I have so far resisted taking a stance on the phenomenon of selfies – those snaps of oneself, taken and posted on social media, despite the fact that they are ubiquitous, a recognised word in Oxford Dictionaries Online since 2013, and increasingly institutionalised, as is evident by the development of mainstream paraphernalia to ease the selfie-taking experience. (Have you purchased your ‘Handheld Monopod Selfie Stick with Phone Adapter’ yet?)
The reason for not taking a stance is that snapping selfies is not a one-size-fits-all experience; people take selfies for all sorts of reasons. At one end of the spectrum is, no doubt, the self-obsessed narcissist; at the other is the connector of friends and family through shared visual experience. Most selfies probably result from a mixture of motivations that places them somewhere on the continuum between these two positions, and are probably relatively harmless, if (depending on the content/context/accompanying description) potentially a bit tiresome.
The recent furore about the rise in ‘brelfies’, however, has made me wonder whether there might be some way to turn selfies into a positive power for good. ‘Brelfies’ – selfies taken by women breastfeeding their infants – have caused a storm in the past week or so.
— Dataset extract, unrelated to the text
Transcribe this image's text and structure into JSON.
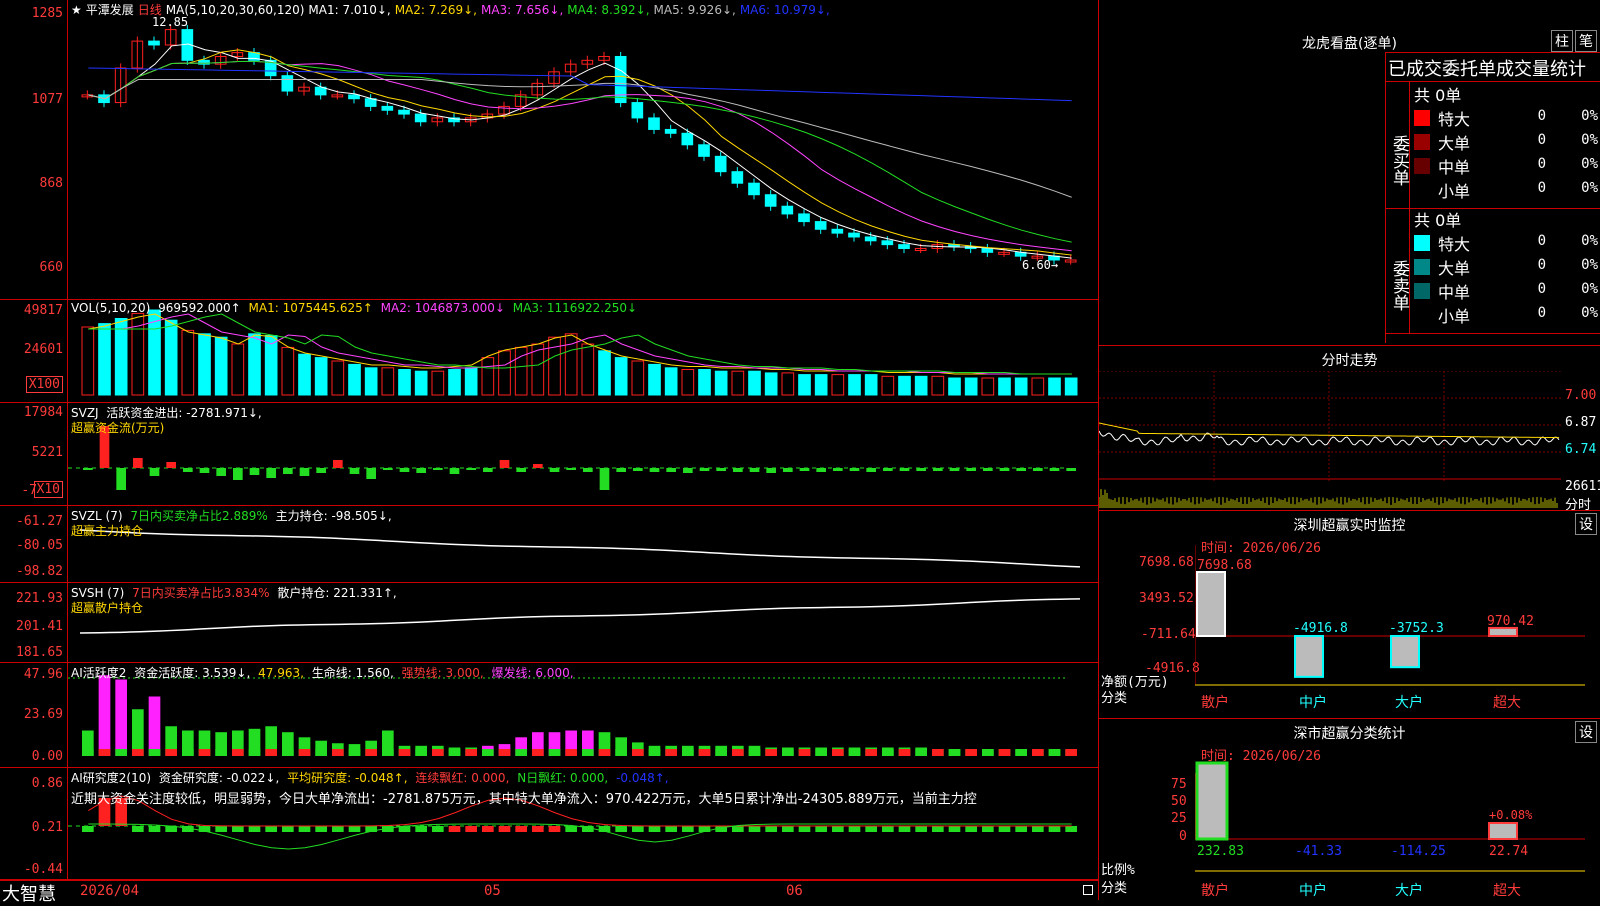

Are they an important step in the empowerment of mothers, or inappropriate nakedness – sharing gone too far? This is a topic to which I do react – breastfeeding is an entirely normal activity, and – if anything – needs to be promoted and celebrated visually far more strongly than at present, to compensate for its absence. UNICEF agrees – one of their key recommendations in their Breastfeeding Manifesto is that governments should “Develop policy and practice to support breastfeeding in public places”, and they call on governments to “do all they can to protect women’s right to breastfeed in public places and encourage greater social acceptance of this important and natural practice”. Brelfies, in fact, could actually do some good.
And this got me thinking … perhaps there could be a third dimension to the motivations behind selfies – not just the narcissistic or even the communal, but the motivation of the global citizen. Far-fetched? Perhaps … but then, we learn from what we see and hear around us, and the more an idea is promulgated, the more widespread and accepted it becomes. When we enter a smoke-free bar, we register still the public health value in the smoking ban; when we recycle our newspapers, we do so not just out of habit but because we know it is good for the environment. Imagine bringing that dimension to our selfies … imagine selfies of women at work around the world, consciously posted (in part, at least) because this connects them and emphasises the importance of gender equality. Imagine selfies of 16 year old girls at school. Imagine selfies of old people being well cared for.
Think what we could achieve if we post pictures of what is possible in our world today; think how we could unite people through different but similar experiences across the globe. Imagine a virtual platform of selfies which could celebrate, motivate and inspire.